Terrorists continue to seek to harm the United States and its people. Indeed , as my colleagues and I detail in a recent Heritage Foundation report, since bin Laden's death at least nine publicly known Islamist-inspired terror plots against the United States have been foiled, bringing the total number of foiled plots since 9/11 to at least 50. Of these, at least 42 could be considered homegrown terror plots---planned by American citizens, legal permanent residents, or visitors radicalized predominately in the United States.
With networks dismantled, training camps dispersed, and the leadership largely decimated, al-Qaeda has become more decentralized leading the terrorists group to not only rely more heavily on its affiliates, but turn towards other tactics. In this respect, homegrown terrorism may offer al-Qaeda numerous appeals. For one, homegrown terrorist actors can often more easily bridge the divide cultural and linguistic between the United States and the other regions of the world in which terrorist networks operate.
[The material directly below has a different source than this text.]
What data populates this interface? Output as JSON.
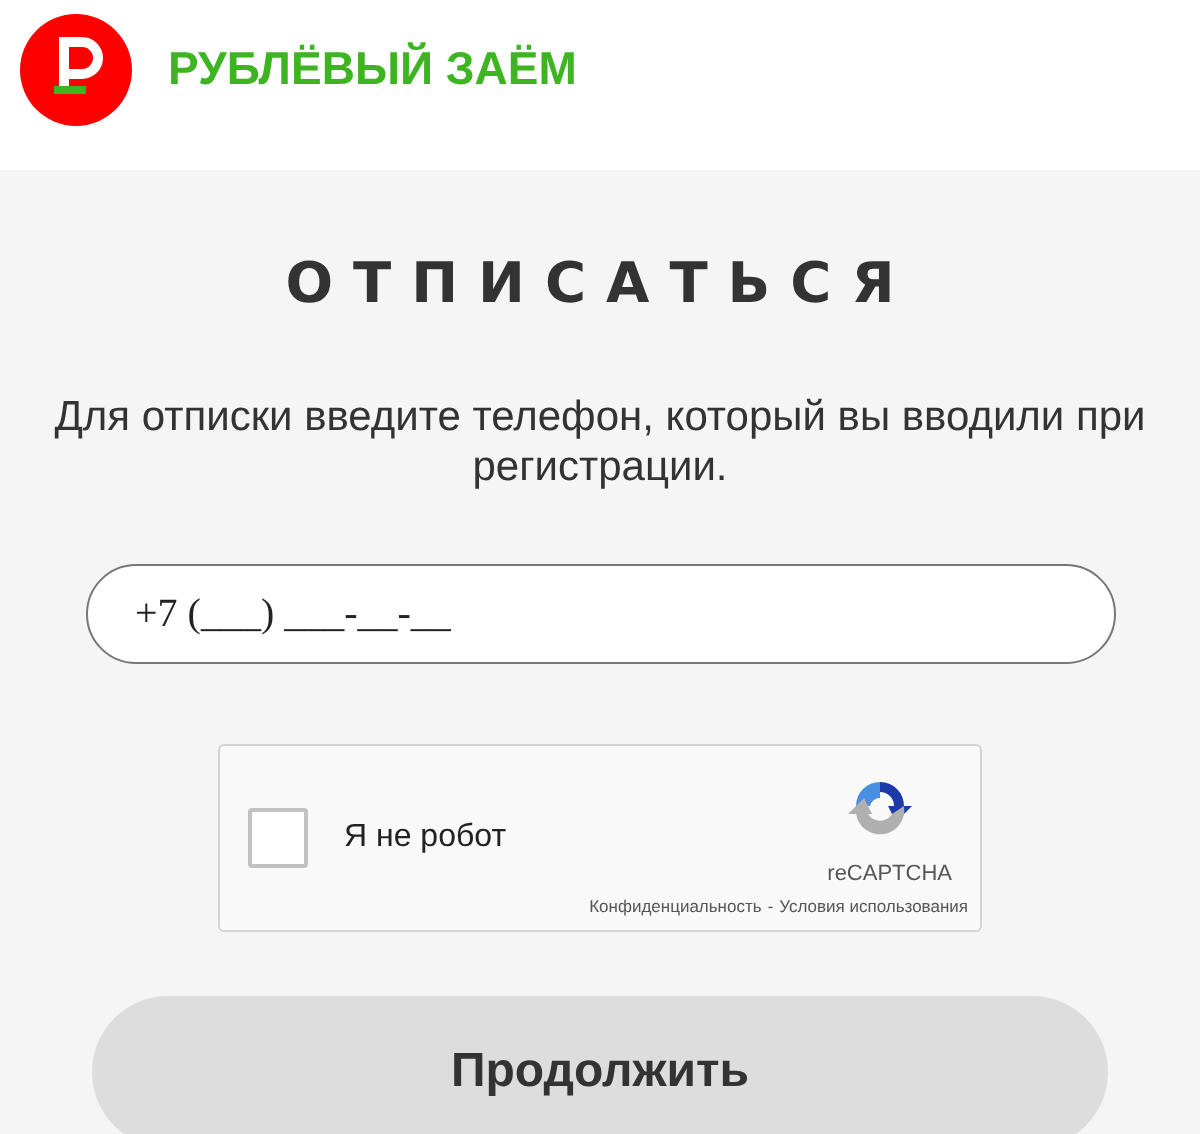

They can also often more easily travel back and forth and work within the United States without raising suspicion.
One of the most important things the United States can, therefore, do is make sure the country maintain robust counterterrorism and intelligence capabilities to ensure the terrorists are stopped long before the public is ever in danger.
This week's anniversary of the death of Osama bin Laden should serve as a reminder that we must remain vigilant.